Wednesday, June 25, 2014

I Don't Feel Like Myself Because I Feel Like Everything Else

Lately I've been trying to discover the main theme in my blog, and I guess I can't figure it out for one giant reason: I have no idea what the theme of my own life is. I could just say I have no idea what I'm trying to do here with my life, but that just makes me sound like any other teenager-going-on-adult. The thing is, I do know what I'm doing. The problem is, I don't know how OK I am with what I'm doing.

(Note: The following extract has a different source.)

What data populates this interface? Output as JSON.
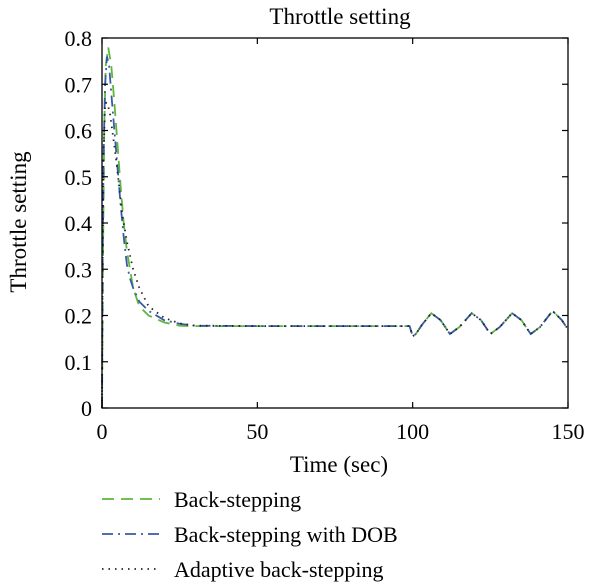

I'm in the suburban outskirts of Chicago right now visiting my beloved Christopher, and I can't help but feel guilty for being much happier than most of my family right now. To be honest, it makes me feel rather uncomfortable, especially when thoughts like this go through my head: Am I leaving my family behind? Should I feel bad for feeling happy? Deep down, no. I'm not supposed to feel bad and I'm not leaving them behind. One day I'll have to fly out of the nest and venture off into foreign -- and more exciting -- lands. And I know I'm going to end up somewhere far away from the place I grew up, but that is not leaving my family behind. 

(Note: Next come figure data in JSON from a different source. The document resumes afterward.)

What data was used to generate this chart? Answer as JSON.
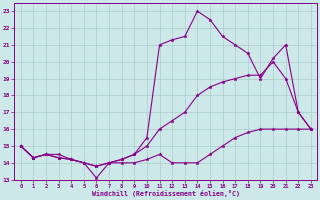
{
  "xlabel": "Windchill (Refroidissement éolien,°C)",
  "bg_color": "#cce8e8",
  "grid_color": "#aacccc",
  "line_color": "#880088",
  "x_ticks": [
    0,
    1,
    2,
    3,
    4,
    5,
    6,
    7,
    8,
    9,
    10,
    11,
    12,
    13,
    14,
    15,
    16,
    17,
    18,
    19,
    20,
    21,
    22,
    23
  ],
  "y_ticks": [
    13,
    14,
    15,
    16,
    17,
    18,
    19,
    20,
    21,
    22,
    23
  ],
  "ylim": [
    13,
    23.5
  ],
  "xlim": [
    -0.5,
    23.5
  ],
  "series": [
    {
      "x": [
        0,
        1,
        2,
        3,
        4,
        5,
        6,
        7,
        8,
        9,
        10,
        11,
        12,
        13,
        14,
        15,
        16,
        17,
        18,
        19,
        20,
        21,
        22,
        23
      ],
      "y": [
        15.0,
        14.3,
        14.5,
        14.5,
        14.2,
        14.0,
        13.8,
        14.0,
        14.0,
        14.0,
        14.2,
        14.5,
        14.0,
        14.0,
        14.0,
        14.5,
        15.0,
        15.5,
        15.8,
        16.0,
        16.0,
        16.0,
        16.0,
        16.0
      ]
    },
    {
      "x": [
        0,
        1,
        2,
        3,
        4,
        5,
        6,
        7,
        8,
        9,
        10,
        11,
        12,
        13,
        14,
        15,
        16,
        17,
        18,
        19,
        20,
        21,
        22,
        23
      ],
      "y": [
        15.0,
        14.3,
        14.5,
        14.3,
        14.2,
        14.0,
        13.8,
        14.0,
        14.2,
        14.5,
        15.0,
        16.0,
        16.5,
        17.0,
        18.0,
        18.5,
        18.8,
        19.0,
        19.2,
        19.2,
        20.0,
        19.0,
        17.0,
        16.0
      ]
    },
    {
      "x": [
        0,
        1,
        2,
        3,
        4,
        5,
        6,
        7,
        8,
        9,
        10,
        11,
        12,
        13,
        14,
        15,
        16,
        17,
        18,
        19,
        20,
        21,
        22,
        23
      ],
      "y": [
        15.0,
        14.3,
        14.5,
        14.3,
        14.2,
        14.0,
        13.1,
        14.0,
        14.2,
        14.5,
        15.5,
        21.0,
        21.3,
        21.5,
        23.0,
        22.5,
        21.5,
        21.0,
        20.5,
        19.0,
        20.2,
        21.0,
        17.0,
        16.0
      ]
    }
  ]
}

It's simply growing up. Being someone. Starting afresh. And as I grow, I'll continue to learn how special it is to be able to see my family on those occasions that really matter. I'll learn about how much they've effected my life (in good and bad ways) and I'll realize that they'll always be special and important to me, no matter what. And that's not a bad thing. It's not something I should feel bad about. They're where I come from, and they should know that they're the ones who will always be close to my heart.

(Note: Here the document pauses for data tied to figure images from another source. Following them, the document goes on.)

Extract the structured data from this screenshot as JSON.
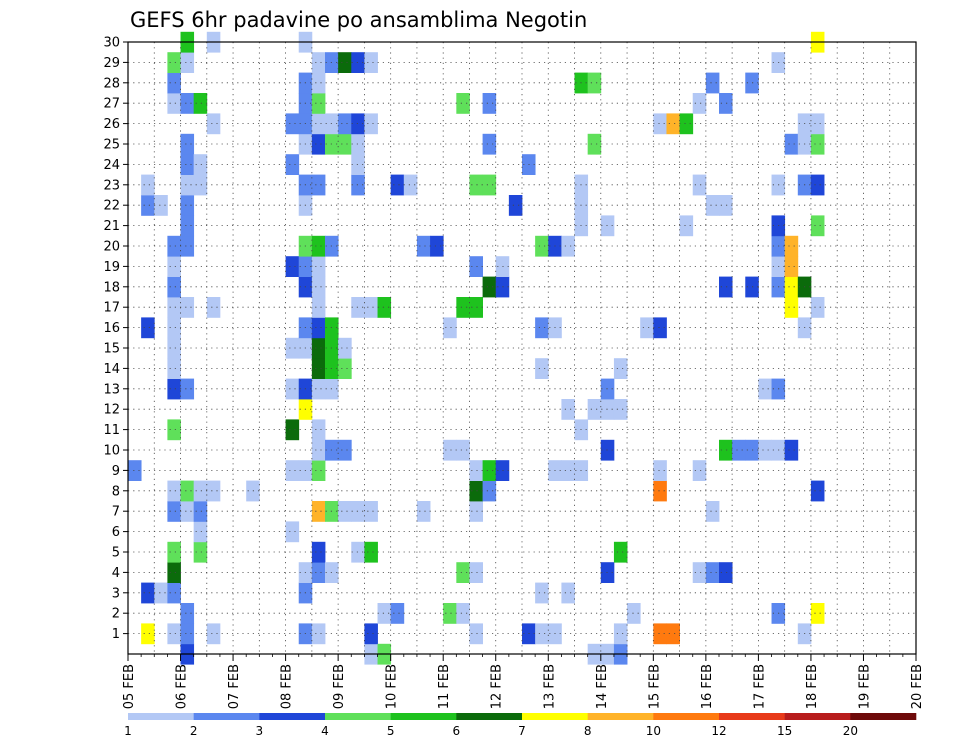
{
  "chart_data": {
    "type": "heatmap",
    "title": "GEFS 6hr padavine po ansamblima Negotin",
    "xlabel": "",
    "ylabel": "",
    "x_ticks": [
      "05 FEB",
      "06 FEB",
      "07 FEB",
      "08 FEB",
      "09 FEB",
      "10 FEB",
      "11 FEB",
      "12 FEB",
      "13 FEB",
      "14 FEB",
      "15 FEB",
      "16 FEB",
      "17 FEB",
      "18 FEB",
      "19 FEB",
      "20 FEB"
    ],
    "y_ticks": [
      "1",
      "2",
      "3",
      "4",
      "5",
      "6",
      "7",
      "8",
      "9",
      "10",
      "11",
      "12",
      "13",
      "14",
      "15",
      "16",
      "17",
      "18",
      "19",
      "20",
      "21",
      "22",
      "23",
      "24",
      "25",
      "26",
      "27",
      "28",
      "29",
      "30"
    ],
    "x_range_days": [
      0,
      15
    ],
    "y_range": [
      0,
      30
    ],
    "grid": true,
    "legend": {
      "placement": "bottom",
      "colors": [
        "#b3c8f5",
        "#5b87ef",
        "#1f46d8",
        "#5fe05a",
        "#1ec21e",
        "#0b6b0b",
        "#ffff00",
        "#ffb329",
        "#ff7a0f",
        "#e83a1a",
        "#b81c1c",
        "#6e0a0a"
      ],
      "labels": [
        "1",
        "2",
        "3",
        "4",
        "5",
        "6",
        "7",
        "8",
        "10",
        "12",
        "15",
        "20"
      ]
    },
    "palette": {
      "1": "#b3c8f5",
      "2": "#5b87ef",
      "3": "#1f46d8",
      "4": "#5fe05a",
      "5": "#1ec21e",
      "6": "#0b6b0b",
      "7": "#ffff00",
      "8": "#ffb329",
      "9": "#ff7a0f"
    },
    "note": "Each cell: [time step index from 05 FEB 00z at 6h resolution, ensemble member, color class]",
    "cells": [
      [
        0,
        9,
        2
      ],
      [
        1,
        1,
        7
      ],
      [
        1,
        3,
        3
      ],
      [
        1,
        16,
        3
      ],
      [
        1,
        22,
        2
      ],
      [
        1,
        23,
        1
      ],
      [
        2,
        3,
        1
      ],
      [
        2,
        22,
        1
      ],
      [
        3,
        1,
        1
      ],
      [
        3,
        3,
        2
      ],
      [
        3,
        4,
        6
      ],
      [
        3,
        5,
        4
      ],
      [
        3,
        7,
        2
      ],
      [
        3,
        8,
        1
      ],
      [
        3,
        11,
        4
      ],
      [
        3,
        13,
        3
      ],
      [
        3,
        14,
        1
      ],
      [
        3,
        15,
        1
      ],
      [
        3,
        16,
        1
      ],
      [
        3,
        17,
        1
      ],
      [
        3,
        18,
        2
      ],
      [
        3,
        19,
        1
      ],
      [
        3,
        20,
        2
      ],
      [
        3,
        27,
        1
      ],
      [
        3,
        28,
        2
      ],
      [
        3,
        29,
        4
      ],
      [
        4,
        0,
        3
      ],
      [
        4,
        1,
        2
      ],
      [
        4,
        2,
        2
      ],
      [
        4,
        7,
        1
      ],
      [
        4,
        8,
        4
      ],
      [
        4,
        13,
        2
      ],
      [
        4,
        17,
        1
      ],
      [
        4,
        20,
        2
      ],
      [
        4,
        21,
        2
      ],
      [
        4,
        22,
        2
      ],
      [
        4,
        23,
        1
      ],
      [
        4,
        24,
        2
      ],
      [
        4,
        25,
        2
      ],
      [
        4,
        27,
        2
      ],
      [
        4,
        29,
        1
      ],
      [
        4,
        30,
        5
      ],
      [
        5,
        5,
        4
      ],
      [
        5,
        6,
        1
      ],
      [
        5,
        7,
        2
      ],
      [
        5,
        8,
        1
      ],
      [
        5,
        23,
        1
      ],
      [
        5,
        24,
        1
      ],
      [
        5,
        27,
        5
      ],
      [
        6,
        1,
        1
      ],
      [
        6,
        8,
        1
      ],
      [
        6,
        17,
        1
      ],
      [
        6,
        26,
        1
      ],
      [
        6,
        30,
        1
      ],
      [
        9,
        8,
        1
      ],
      [
        12,
        6,
        1
      ],
      [
        12,
        9,
        1
      ],
      [
        12,
        11,
        6
      ],
      [
        12,
        13,
        1
      ],
      [
        12,
        15,
        1
      ],
      [
        12,
        19,
        3
      ],
      [
        12,
        24,
        2
      ],
      [
        12,
        26,
        2
      ],
      [
        13,
        1,
        2
      ],
      [
        13,
        3,
        2
      ],
      [
        13,
        4,
        1
      ],
      [
        13,
        9,
        1
      ],
      [
        13,
        12,
        7
      ],
      [
        13,
        13,
        3
      ],
      [
        13,
        15,
        1
      ],
      [
        13,
        16,
        2
      ],
      [
        13,
        18,
        3
      ],
      [
        13,
        19,
        2
      ],
      [
        13,
        20,
        4
      ],
      [
        13,
        22,
        1
      ],
      [
        13,
        23,
        2
      ],
      [
        13,
        25,
        1
      ],
      [
        13,
        26,
        2
      ],
      [
        13,
        27,
        2
      ],
      [
        13,
        28,
        2
      ],
      [
        13,
        30,
        1
      ],
      [
        14,
        1,
        1
      ],
      [
        14,
        4,
        2
      ],
      [
        14,
        5,
        3
      ],
      [
        14,
        7,
        8
      ],
      [
        14,
        9,
        4
      ],
      [
        14,
        10,
        1
      ],
      [
        14,
        11,
        1
      ],
      [
        14,
        13,
        1
      ],
      [
        14,
        14,
        6
      ],
      [
        14,
        15,
        6
      ],
      [
        14,
        16,
        3
      ],
      [
        14,
        17,
        1
      ],
      [
        14,
        18,
        1
      ],
      [
        14,
        19,
        1
      ],
      [
        14,
        20,
        5
      ],
      [
        14,
        23,
        2
      ],
      [
        14,
        25,
        3
      ],
      [
        14,
        26,
        1
      ],
      [
        14,
        27,
        4
      ],
      [
        14,
        28,
        1
      ],
      [
        14,
        29,
        1
      ],
      [
        15,
        4,
        1
      ],
      [
        15,
        7,
        4
      ],
      [
        15,
        10,
        2
      ],
      [
        15,
        13,
        1
      ],
      [
        15,
        14,
        5
      ],
      [
        15,
        15,
        5
      ],
      [
        15,
        16,
        5
      ],
      [
        15,
        20,
        2
      ],
      [
        15,
        25,
        4
      ],
      [
        15,
        26,
        1
      ],
      [
        15,
        29,
        2
      ],
      [
        16,
        7,
        1
      ],
      [
        16,
        10,
        2
      ],
      [
        16,
        14,
        4
      ],
      [
        16,
        15,
        1
      ],
      [
        16,
        25,
        4
      ],
      [
        16,
        26,
        2
      ],
      [
        16,
        29,
        6
      ],
      [
        17,
        5,
        1
      ],
      [
        17,
        7,
        1
      ],
      [
        17,
        17,
        1
      ],
      [
        17,
        23,
        2
      ],
      [
        17,
        24,
        1
      ],
      [
        17,
        25,
        1
      ],
      [
        17,
        26,
        3
      ],
      [
        17,
        29,
        3
      ],
      [
        18,
        0,
        1
      ],
      [
        18,
        1,
        3
      ],
      [
        18,
        5,
        5
      ],
      [
        18,
        7,
        1
      ],
      [
        18,
        17,
        1
      ],
      [
        18,
        26,
        1
      ],
      [
        18,
        29,
        1
      ],
      [
        19,
        0,
        4
      ],
      [
        19,
        2,
        1
      ],
      [
        19,
        17,
        5
      ],
      [
        20,
        2,
        2
      ],
      [
        20,
        23,
        3
      ],
      [
        21,
        23,
        1
      ],
      [
        22,
        7,
        1
      ],
      [
        22,
        20,
        2
      ],
      [
        23,
        20,
        3
      ],
      [
        24,
        2,
        4
      ],
      [
        24,
        10,
        1
      ],
      [
        24,
        16,
        1
      ],
      [
        25,
        2,
        1
      ],
      [
        25,
        4,
        4
      ],
      [
        25,
        10,
        1
      ],
      [
        25,
        17,
        5
      ],
      [
        25,
        27,
        4
      ],
      [
        26,
        1,
        1
      ],
      [
        26,
        4,
        1
      ],
      [
        26,
        7,
        1
      ],
      [
        26,
        8,
        6
      ],
      [
        26,
        9,
        1
      ],
      [
        26,
        17,
        5
      ],
      [
        26,
        19,
        2
      ],
      [
        26,
        23,
        4
      ],
      [
        27,
        8,
        2
      ],
      [
        27,
        9,
        5
      ],
      [
        27,
        18,
        6
      ],
      [
        27,
        23,
        4
      ],
      [
        27,
        25,
        2
      ],
      [
        27,
        27,
        2
      ],
      [
        28,
        9,
        3
      ],
      [
        28,
        18,
        3
      ],
      [
        28,
        19,
        1
      ],
      [
        29,
        22,
        3
      ],
      [
        30,
        1,
        3
      ],
      [
        30,
        24,
        2
      ],
      [
        31,
        1,
        1
      ],
      [
        31,
        3,
        1
      ],
      [
        31,
        14,
        1
      ],
      [
        31,
        16,
        2
      ],
      [
        31,
        20,
        4
      ],
      [
        32,
        1,
        1
      ],
      [
        32,
        9,
        1
      ],
      [
        32,
        16,
        1
      ],
      [
        32,
        20,
        3
      ],
      [
        33,
        3,
        1
      ],
      [
        33,
        9,
        1
      ],
      [
        33,
        12,
        1
      ],
      [
        33,
        20,
        1
      ],
      [
        34,
        9,
        1
      ],
      [
        34,
        11,
        1
      ],
      [
        34,
        21,
        1
      ],
      [
        34,
        22,
        1
      ],
      [
        34,
        23,
        1
      ],
      [
        34,
        28,
        5
      ],
      [
        35,
        0,
        1
      ],
      [
        35,
        12,
        1
      ],
      [
        35,
        25,
        4
      ],
      [
        35,
        28,
        4
      ],
      [
        36,
        0,
        1
      ],
      [
        36,
        4,
        3
      ],
      [
        36,
        10,
        3
      ],
      [
        36,
        12,
        1
      ],
      [
        36,
        13,
        2
      ],
      [
        36,
        21,
        1
      ],
      [
        37,
        0,
        2
      ],
      [
        37,
        1,
        1
      ],
      [
        37,
        5,
        5
      ],
      [
        37,
        12,
        1
      ],
      [
        37,
        14,
        1
      ],
      [
        38,
        2,
        1
      ],
      [
        39,
        16,
        1
      ],
      [
        40,
        1,
        9
      ],
      [
        40,
        8,
        9
      ],
      [
        40,
        9,
        1
      ],
      [
        40,
        16,
        3
      ],
      [
        40,
        26,
        1
      ],
      [
        41,
        1,
        9
      ],
      [
        41,
        26,
        8
      ],
      [
        42,
        21,
        1
      ],
      [
        42,
        26,
        5
      ],
      [
        43,
        4,
        1
      ],
      [
        43,
        9,
        1
      ],
      [
        43,
        23,
        1
      ],
      [
        43,
        27,
        1
      ],
      [
        44,
        4,
        2
      ],
      [
        44,
        7,
        1
      ],
      [
        44,
        22,
        1
      ],
      [
        44,
        28,
        2
      ],
      [
        45,
        4,
        3
      ],
      [
        45,
        10,
        5
      ],
      [
        45,
        18,
        3
      ],
      [
        45,
        22,
        1
      ],
      [
        45,
        27,
        2
      ],
      [
        46,
        10,
        2
      ],
      [
        47,
        10,
        2
      ],
      [
        47,
        18,
        3
      ],
      [
        47,
        28,
        2
      ],
      [
        48,
        10,
        1
      ],
      [
        48,
        13,
        1
      ],
      [
        49,
        2,
        2
      ],
      [
        49,
        10,
        1
      ],
      [
        49,
        13,
        2
      ],
      [
        49,
        18,
        2
      ],
      [
        49,
        19,
        1
      ],
      [
        49,
        20,
        2
      ],
      [
        49,
        21,
        3
      ],
      [
        49,
        23,
        1
      ],
      [
        49,
        29,
        1
      ],
      [
        50,
        10,
        3
      ],
      [
        50,
        17,
        7
      ],
      [
        50,
        18,
        7
      ],
      [
        50,
        19,
        8
      ],
      [
        50,
        20,
        8
      ],
      [
        50,
        25,
        2
      ],
      [
        51,
        1,
        1
      ],
      [
        51,
        16,
        1
      ],
      [
        51,
        18,
        6
      ],
      [
        51,
        23,
        2
      ],
      [
        51,
        25,
        1
      ],
      [
        51,
        26,
        1
      ],
      [
        52,
        2,
        7
      ],
      [
        52,
        8,
        3
      ],
      [
        52,
        17,
        1
      ],
      [
        52,
        21,
        4
      ],
      [
        52,
        23,
        3
      ],
      [
        52,
        25,
        4
      ],
      [
        52,
        26,
        1
      ],
      [
        52,
        30,
        7
      ]
    ]
  }
}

I guess I'm just saying I'm worried. It's hard to not freak out about stuff like this when I feel like my life and personality keeps changing with each day that passes. I'm discovering more and more blogs that inspire me to be a better blogger -- and basically just a better writer. My biggest worry is that I'm not going to be as great as those bloggers; I'm not going to bring in all the web traffic that they do. At the same time, I have hope that I can accomplish just as much as they do. Everyone wants to change someone's life in some way, usually in good ways. That's all I'm hoping for. And at the same time, I hope I can do this without forgetting my family and where I come from, and I especially hope they won't forget about me.